Just remembering his mouth on hers—the heat of his body pressed against hers, his hard, callused hands on her skin—turned her insides hollow and weak, her breasts achy and full.

She had wanted the kiss to go on forever. Hours, days, weeks. Forget food, forget sleep, forget anything but Jesse and his incredible mouth and clever, clever hands.

While she was being honest with herself, she might as well admit that she wanted much more than stolen kisses in his kitchen. She wanted to explore the hard muscles of his chest she could see bunch and play un
der his shirts. She wanted to glide her hands and her mouth over his skin.

She wanted to feel his hard strength inside her.

She shifted on her cold metal chair as color washed over her cheeks. She shouldn't be thinking about this in the middle of a PTA meeting, for heaven's sake!

She couldn't help it, though. It still seemed like some kind of wondrous miracle that she could want him that way, after eighteen months of believing she would never be able to feel the hot pull of desire again.

Unfortunately, what she wanted wasn't important. The reawakening of these long-dormant needs and desires inside her didn't matter. Not when Jesse admitted he couldn't get past what had happened in Chicago.

Telling him had changed everything, just as she had known it would. Just as it had with Andrew.

Like Andrew, Jesse couldn't look at her without remembering what had been done to her. She had seen it in his eyes. He was afraid to touch her, fearful that he would put his hands in the wrong place or say the wrong thing.

That he couldn't be gentle enough.

The hollow yearning in her stomach changed to something else. Something wistful and sorrowful and angry at the same time.

It was always there on the edge of her consciousness, that terrible October morning. Always lurking like some huge, hideous, wild creature, just waiting for her guard to slip so it could stick its vicious claws into her once more.
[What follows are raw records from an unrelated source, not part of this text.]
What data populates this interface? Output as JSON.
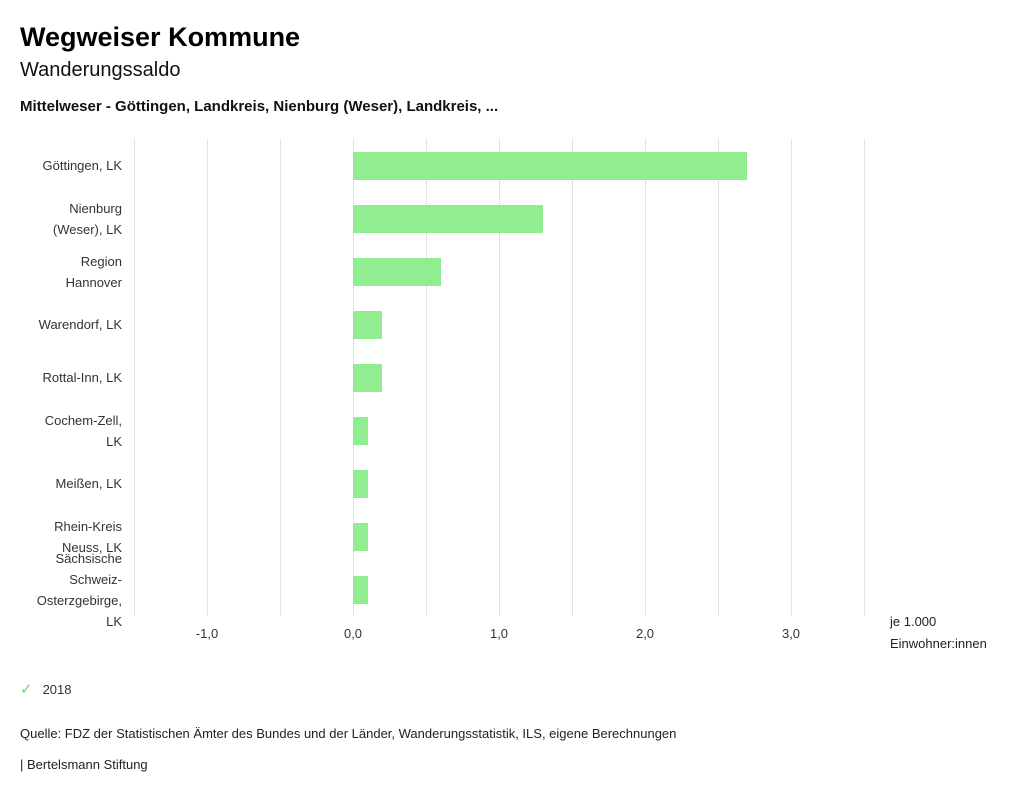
{
  "header": {
    "title": "Wegweiser Kommune",
    "subtitle": "Wanderungssaldo",
    "selection": "Mittelweser - Göttingen, Landkreis, Nienburg (Weser), Landkreis, ..."
  },
  "chart_data": {
    "type": "bar",
    "orientation": "horizontal",
    "title": "Wanderungssaldo",
    "subtitle": "Mittelweser - Göttingen, Landkreis, Nienburg (Weser), Landkreis, ...",
    "xlabel": "je 1.000 Einwohner:innen",
    "ylabel": "",
    "xlim": [
      -1.5,
      3.5
    ],
    "grid": true,
    "grid_step": 0.5,
    "bar_color": "#90ee90",
    "categories": [
      "Göttingen, LK",
      "Nienburg (Weser), LK",
      "Region Hannover",
      "Warendorf, LK",
      "Rottal-Inn, LK",
      "Cochem-Zell, LK",
      "Meißen, LK",
      "Rhein-Kreis Neuss, LK",
      "Sächsische Schweiz-Osterzgebirge, LK"
    ],
    "category_lines": [
      [
        "Göttingen, LK"
      ],
      [
        "Nienburg",
        "(Weser), LK"
      ],
      [
        "Region",
        "Hannover"
      ],
      [
        "Warendorf, LK"
      ],
      [
        "Rottal-Inn, LK"
      ],
      [
        "Cochem-Zell,",
        "LK"
      ],
      [
        "Meißen, LK"
      ],
      [
        "Rhein-Kreis",
        "Neuss, LK"
      ],
      [
        "Sächsische",
        "Schweiz-",
        "Osterzgebirge,",
        "LK"
      ]
    ],
    "series": [
      {
        "name": "2018",
        "values": [
          2.7,
          1.3,
          0.6,
          0.2,
          0.2,
          0.1,
          0.1,
          0.1,
          0.1
        ]
      }
    ],
    "ticks": [
      {
        "value": -1,
        "label": "-1,0"
      },
      {
        "value": 0,
        "label": "0,0"
      },
      {
        "value": 1,
        "label": "1,0"
      },
      {
        "value": 2,
        "label": "2,0"
      },
      {
        "value": 3,
        "label": "3,0"
      }
    ],
    "unit_lines": [
      "je 1.000",
      "Einwohner:innen"
    ],
    "legend_position": "bottom-left"
  },
  "legend": {
    "label": "2018",
    "check_color": "#6fd66f"
  },
  "icons": {
    "check": "✓"
  },
  "footer": {
    "source": "Quelle: FDZ der Statistischen Ämter des Bundes und der Länder, Wanderungsstatistik, ILS, eigene Berechnungen",
    "brand": "| Bertelsmann Stiftung"
  },
  "colors": {
    "bar": "#90ee90",
    "grid": "#c9c9c9",
    "text": "#333333"
  }
}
Since she had come here, she had tried to cope by not telling anyone. If people didn't know, then her attack didn't exist. It wasn't real. It couldn't
possibly
be real.

But Jesse knew now. She had been forced to tell him and now he couldn't touch her without also touching the rabid creature that followed her everywhere.

The young, frizzy-haired rape counselor who had visited her in the hospital right after the attack had given her a thick packet of information. Booklets and hotline numbers and support group schedules, to try to help her process what had happened.